The second query does an index seek and 1,735 reads – that’s 82x less reads! SQL Server should be choosing this index, but doesn’t, and that’s why you care.
Index hints aren’t the answer, either.
Because here’s the query plan with the index hint:
See the yellow bang on the select? Hover your mouse over it:
Because SQL Server overestimated the number of rows it’d find, it also overestimated the memory required (leading to Page Life Expectancy dropping, for those of you who track that kind of thing.) In real-life-sized queries, this kind of operation usually causes SQL Server to allocate multiple CPU cores for parallel operations, too, leading to CXPACKET waits when those cores aren’t actually used.
What’s the real solution? Sadly, it’s not as simple as building your own fancy filtered statistics or indexes because date & reputation values are usually parameters that can be set by the user, and vary. I cover better solutions in my Mastering Query Tuning class.
11 Comments. Leave new
When you created those indexes and had statistics built – why did SQL server still over estimate the number of rows? It sounds like you’re saying because the parameter values always change. But with statistics and indexes in place shouldn’t SQL Server be able to come up with an appropriate execution plan?
When you say “why”, that becomes a tricky question.

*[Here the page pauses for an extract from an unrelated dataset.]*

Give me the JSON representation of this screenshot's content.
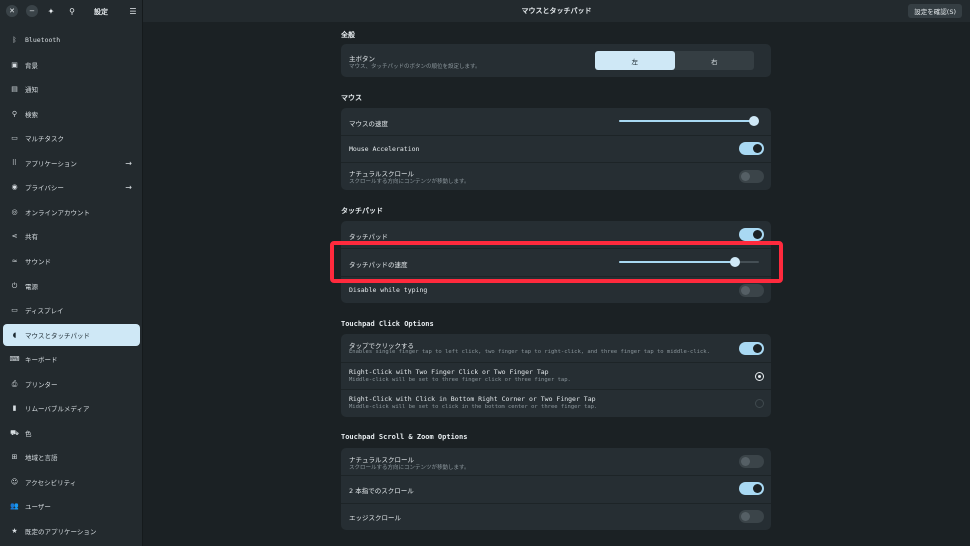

If you’re asking, “What happened that caused SQL Server to over-estimate the number of rows,” that’s the Venn diagram picture. SQL Server uses each statistic independently: it knows how large each circle is, but it doesn’t know how the circles overlap.
If you’re asking, “Why hasn’t Microsoft fixed that?”, you would want to ask Microsoft that, not some fella with a blog. 😉 But I would hazard a guess that they don’t fix things people don’t complain about, much less don’t KNOW about. Most folks don’t even know about this level of estimation problem.

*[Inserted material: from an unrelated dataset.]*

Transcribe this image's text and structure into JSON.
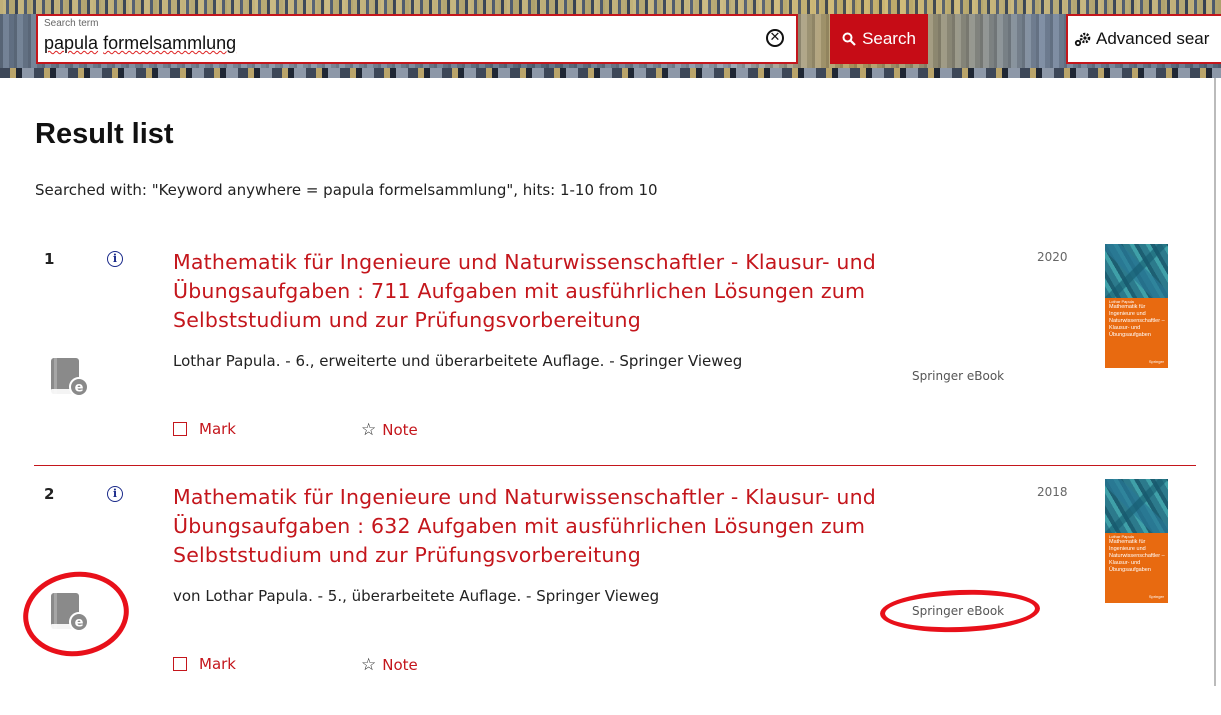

I didn’t notice it either until it became grossly obvious yesterday when we found a query in production asking for 11 GB of memory and it only needed 25 MB.
Clearly, the fix is for Microsoft to add a “estimate rows” query hint or a “memory grant” query hint.
No, I’m not being serious.
Maybe I am looking at this wrong but does “update statistics” not help this or am I being too simplistic here?
No, that doesn’t help here either. Definitely download the databases and give ‘er a try – that’s why I use open source databases and scripts, so you can test those kinds of ideas.
Hi Brent!
Thank you for this great post!
What happens if you set the compatibility level = 150 when you use index hint.
I think IQP (memory grant feedback) can help.
Regards!
Hi, Mehdi. Like we talked about yesterday in email, I can’t do work for you for free.
If you want me to do work for you, you need to click Consulting or Training at the top of the site.
Thanks for understanding. (And for the record, no, memory grant feedback does not help with row estimates.)
I also rewrote the query as follows
SELECT Id into #Tbl
FROM dbo.Users
WHERE CreationDate > ‘2018-05-01’
AND Reputation > 100
Select u.* From dbo.Users
Inner join #Tbl
On u.id = #Tbl.id
ORDER BY DisplayName
Thanks again!
Yes sir!
I just wanted to share my test result. Thank you!
No, Mehdi, you’re commenting on something else. I’m talking about where you asked me to do work for you.
Let’s call it quits here, okay? Thanks for understanding.